Change is hard. For all of us, at any age.
This past year, we transitioned our two-year-old from her crib in the nursery to a toddler bed in the room she now shares with her older sister. Our five-month-old had outgrown the bassinette in Mom and Dad’s room, and she really needed the crib. Time for my two-year-old to upgrade to a “big girl bed.”
Only she didn’t see it as an upgrade.
I’ll never forget that first night. She was absolutely beside herself—confused, frightened, frustrated, angry. Her torrent of sobs wrenched my heart. I sat by her bed, trying to soothe her, rubbing her little back, waiting out the storm.
Change. It stirs up quite a storm in us big people too. And changes involving our church can be some of the hardest.
We look to our church as a refuge from a stressful and scary world. We take comfort in our Sunday morning routine, in familiar ways of worship, in a church calendar that stays the same from year to year. We love the familiarity of our pastor and longtime staff. We breathe a sigh of relief walking through church doors, finding security in our church building itself.
When change hits, we feel that our security has been ripped away. Then we may let the stormy waves of fear or anger overtake us.
We may even try to stop the change, or make it unsuccessful, with sinful actions or sinful inaction. We may hurt our leaders, and our body of believers as a whole, with sinful words or sinful silence. We may question why God allowed the change, and how it could be good for us or for our church.
God does not keep silent or answer us in anger, though his anger would be justified. In love, this is what he tells us:
“’For my thoughts are not your thoughts, neither are your ways my ways,’ declares the LORD. ‘As the heavens are higher than the earth, so are my ways higher than your ways, and my thoughts than your thoughts’” (Isaiah 55:8-9).
From my vantage point as an adult and a parent, on that difficult night I saw a much bigger picture than my distressed two-year-old could see. This change ultimately was good for her and necessary for our whole family. Always, I explain what I can. But there is much I cannot explain because she cannot comprehend it.
The change with which we struggle fits into a much bigger whole. The “big picture” our Almighty Creator sees is infinitely, infinitely more than we could ever comprehend. The children’s song has it right: No matter how things look with our limited vision, he’s got the whole world, including our church, including this change, in his hands.
“And we know that in all things God works for the good of those who love him, who have been called according to his purpose” (Romans 8:28).
Yes, our faithful God is working all things, all things, even a difficult transition, for our good.
If he promised to send a Savior and did it; if he promised to raise Jesus from the dead and did it; if he promised to send the Holy Spirit to give us faith and power and did it; then let us trust him when he assures us all things.
He works this change for my good, personally. And he works always for the good of his church as a whole, his beloved family.

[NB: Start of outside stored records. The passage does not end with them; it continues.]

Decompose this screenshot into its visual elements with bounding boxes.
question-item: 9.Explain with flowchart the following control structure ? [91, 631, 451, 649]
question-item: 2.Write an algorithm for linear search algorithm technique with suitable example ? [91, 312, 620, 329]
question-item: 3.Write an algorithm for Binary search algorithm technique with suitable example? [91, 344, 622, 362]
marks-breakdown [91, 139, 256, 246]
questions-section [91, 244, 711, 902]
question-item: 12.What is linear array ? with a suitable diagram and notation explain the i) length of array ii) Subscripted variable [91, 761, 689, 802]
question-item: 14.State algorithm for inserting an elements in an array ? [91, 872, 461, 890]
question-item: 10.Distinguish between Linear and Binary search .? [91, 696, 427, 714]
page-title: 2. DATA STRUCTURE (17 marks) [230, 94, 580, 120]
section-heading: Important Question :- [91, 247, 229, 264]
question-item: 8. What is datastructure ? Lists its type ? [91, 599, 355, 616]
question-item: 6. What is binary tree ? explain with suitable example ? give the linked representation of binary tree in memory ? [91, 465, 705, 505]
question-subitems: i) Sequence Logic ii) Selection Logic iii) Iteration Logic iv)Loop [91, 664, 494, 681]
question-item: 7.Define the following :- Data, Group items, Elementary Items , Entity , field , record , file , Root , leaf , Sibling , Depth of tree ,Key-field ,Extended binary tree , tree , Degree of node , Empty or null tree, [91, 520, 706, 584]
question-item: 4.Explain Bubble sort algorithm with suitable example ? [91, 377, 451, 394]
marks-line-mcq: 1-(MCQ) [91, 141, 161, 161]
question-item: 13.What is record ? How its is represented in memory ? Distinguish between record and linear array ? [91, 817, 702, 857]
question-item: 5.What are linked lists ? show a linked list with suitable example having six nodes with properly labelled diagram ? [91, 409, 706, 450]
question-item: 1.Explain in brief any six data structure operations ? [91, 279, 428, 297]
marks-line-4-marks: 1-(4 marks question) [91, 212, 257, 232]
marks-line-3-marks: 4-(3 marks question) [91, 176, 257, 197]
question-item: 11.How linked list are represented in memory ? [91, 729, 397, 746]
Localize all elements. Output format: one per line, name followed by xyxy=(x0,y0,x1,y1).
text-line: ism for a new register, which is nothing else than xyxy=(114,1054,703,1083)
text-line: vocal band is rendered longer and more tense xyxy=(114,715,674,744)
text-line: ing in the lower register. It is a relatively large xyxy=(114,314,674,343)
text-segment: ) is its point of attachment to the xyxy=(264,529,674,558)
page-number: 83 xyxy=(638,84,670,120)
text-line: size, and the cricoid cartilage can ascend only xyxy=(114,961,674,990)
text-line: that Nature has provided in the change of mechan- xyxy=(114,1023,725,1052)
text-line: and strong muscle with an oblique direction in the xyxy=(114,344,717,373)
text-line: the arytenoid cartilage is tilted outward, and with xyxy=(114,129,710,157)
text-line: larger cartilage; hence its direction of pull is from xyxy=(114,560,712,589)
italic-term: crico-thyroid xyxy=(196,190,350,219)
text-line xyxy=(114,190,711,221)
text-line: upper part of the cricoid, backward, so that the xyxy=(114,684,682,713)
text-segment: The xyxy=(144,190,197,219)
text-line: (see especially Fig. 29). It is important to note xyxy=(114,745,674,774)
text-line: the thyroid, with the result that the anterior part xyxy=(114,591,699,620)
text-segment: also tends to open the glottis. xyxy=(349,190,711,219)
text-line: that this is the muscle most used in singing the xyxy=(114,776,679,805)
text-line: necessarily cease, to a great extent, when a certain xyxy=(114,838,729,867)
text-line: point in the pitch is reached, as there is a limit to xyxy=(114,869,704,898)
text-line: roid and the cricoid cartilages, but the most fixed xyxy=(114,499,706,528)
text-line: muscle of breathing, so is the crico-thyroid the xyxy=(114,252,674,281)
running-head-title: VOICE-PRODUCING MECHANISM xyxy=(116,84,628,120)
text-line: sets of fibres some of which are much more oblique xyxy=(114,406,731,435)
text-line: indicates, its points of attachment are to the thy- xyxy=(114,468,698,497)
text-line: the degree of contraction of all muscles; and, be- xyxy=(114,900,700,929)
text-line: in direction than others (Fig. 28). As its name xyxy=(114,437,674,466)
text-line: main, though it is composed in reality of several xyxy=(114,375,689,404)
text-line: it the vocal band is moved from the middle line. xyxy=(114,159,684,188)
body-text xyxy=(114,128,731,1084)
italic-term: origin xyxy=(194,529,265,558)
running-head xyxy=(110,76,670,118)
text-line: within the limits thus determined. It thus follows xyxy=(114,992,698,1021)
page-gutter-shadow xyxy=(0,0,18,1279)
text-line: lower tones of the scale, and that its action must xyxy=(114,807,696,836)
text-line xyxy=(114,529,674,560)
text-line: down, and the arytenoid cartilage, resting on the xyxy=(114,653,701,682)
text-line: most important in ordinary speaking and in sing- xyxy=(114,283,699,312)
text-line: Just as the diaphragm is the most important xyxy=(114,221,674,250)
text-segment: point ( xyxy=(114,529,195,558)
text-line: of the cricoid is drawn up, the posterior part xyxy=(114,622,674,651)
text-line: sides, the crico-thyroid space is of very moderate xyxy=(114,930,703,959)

“He who dwells in the shelter of the Most High will rest in the Shadow of the Almighty. He will cover you with his feathers and under his wings you will find refuge” (Psalm 91:1,4).

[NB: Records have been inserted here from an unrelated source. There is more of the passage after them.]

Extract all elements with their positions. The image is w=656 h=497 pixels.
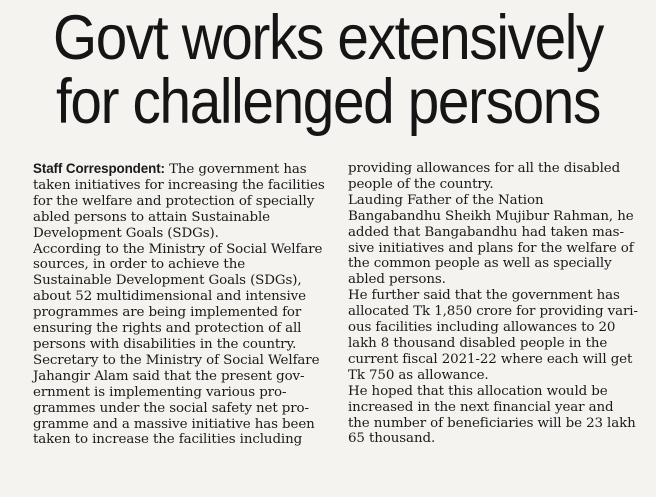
byline: Staff Correspondent: <box>33 161 165 176</box>
article-line-first <box>33 161 340 178</box>
article-line: the common people as well as specially <box>348 256 612 272</box>
article-line: sive initiatives and plans for the welfare of <box>348 240 634 256</box>
article-line: taken initiatives for increasing the facilities <box>33 177 325 193</box>
article-line: programmes are being implemented for <box>33 305 302 321</box>
article-line: for the welfare and protection of specially <box>33 193 315 209</box>
article-line: abled persons. <box>348 272 446 288</box>
headline-line-1: Govt works extensively <box>52 3 604 73</box>
article-column-right <box>348 161 644 447</box>
article-line: He further said that the government has <box>348 288 620 304</box>
article-line: Bangabandhu Sheikh Mujibur Rahman, he <box>348 208 634 224</box>
article-line: about 52 multidimensional and intensive <box>33 289 306 305</box>
article-line: current fiscal 2021-22 where each will get <box>348 351 633 367</box>
article-line: According to the Ministry of Social Welfare <box>33 241 323 257</box>
article-line: 65 thousand. <box>348 431 436 447</box>
article-line: people of the country. <box>348 176 494 192</box>
article-line: abled persons to attain Sustainable <box>33 209 270 225</box>
article-line: ous facilities including allowances to 20 <box>348 320 616 336</box>
article-line: allocated Tk 1,850 crore for providing vari- <box>348 304 638 320</box>
article-line: sources, in order to achieve the <box>33 257 246 273</box>
article-line: providing allowances for all the disabled <box>348 161 621 176</box>
article-line: the number of beneficiaries will be 23 lakh <box>348 415 636 431</box>
article-line: persons with disabilities in the country. <box>33 336 297 352</box>
article-line: added that Bangabandhu had taken mas- <box>348 224 624 240</box>
article-line: gramme and a massive initiative has been <box>33 416 315 432</box>
article-line: Jahangir Alam said that the present gov- <box>33 368 305 384</box>
article-line: grammes under the social safety net pro- <box>33 400 309 416</box>
article-line: ensuring the rights and protection of all <box>33 321 302 337</box>
article-line: Sustainable Development Goals (SDGs), <box>33 273 302 289</box>
article-line: taken to increase the facilities including <box>33 432 303 448</box>
headline-line-2: for challenged persons <box>56 67 600 137</box>
article-line: Development Goals (SDGs). <box>33 225 219 241</box>
article-text: The government has <box>164 162 307 177</box>
article-line: increased in the next financial year and <box>348 399 614 415</box>
article-line: He hoped that this allocation would be <box>348 383 608 399</box>
article-line: Lauding Father of the Nation <box>348 192 544 208</box>
article-line: Secretary to the Ministry of Social Welfare <box>33 352 320 368</box>
article-line: ernment is implementing various pro- <box>33 384 287 400</box>
headline <box>33 3 623 137</box>
article-line: lakh 8 thousand disabled people in the <box>348 335 608 351</box>
article-line: Tk 750 as allowance. <box>348 367 489 383</box>
article-column-left <box>33 161 340 448</box>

God himself provides the security we crave and the protection we need. He knows that these cannot come from a building, a worship format, a routine, a schedule, or our called workers. Change can reveal that we were relying on these blessings from God for our sense of security, rather than on him. He wants to shelter us by the only means we can be protected eternally—through his Word and Sacraments. These he uses to pull us and keep us under the safety and security of his wings.
“The LORD your God goes with you; he will never leave you or forsake you” (Deuteronomy 31:6).
Her first night in the new toddler bed, I was right there beside my daughter. Our Heavenly Father, our perfect parent, assures us that he goes with us into those hard transitions, and never leaves our side.
As a mom, I love my children so much, and yet that love is only a dim shadow of God’s love for us. We are so precious to him that he sent his Son to pay for our sins of failing to trust in his presence and his good purpose during times of change. Jesus paid too for our sinful words, actions, and our failures to act and speak. He carried our sins of clinging to God’s blessings rather than to God alone. He was forsaken by God, so that we could become God’s children and live under the awesome assurance that our Father will never abandon us.
For us, his precious children, he employs all his wisdom and strength to work every change for our good, to make us truly secure in him, and to stay with us always. His words of truth, comfort, and love enable us to face any difficult transition with hope and even joy.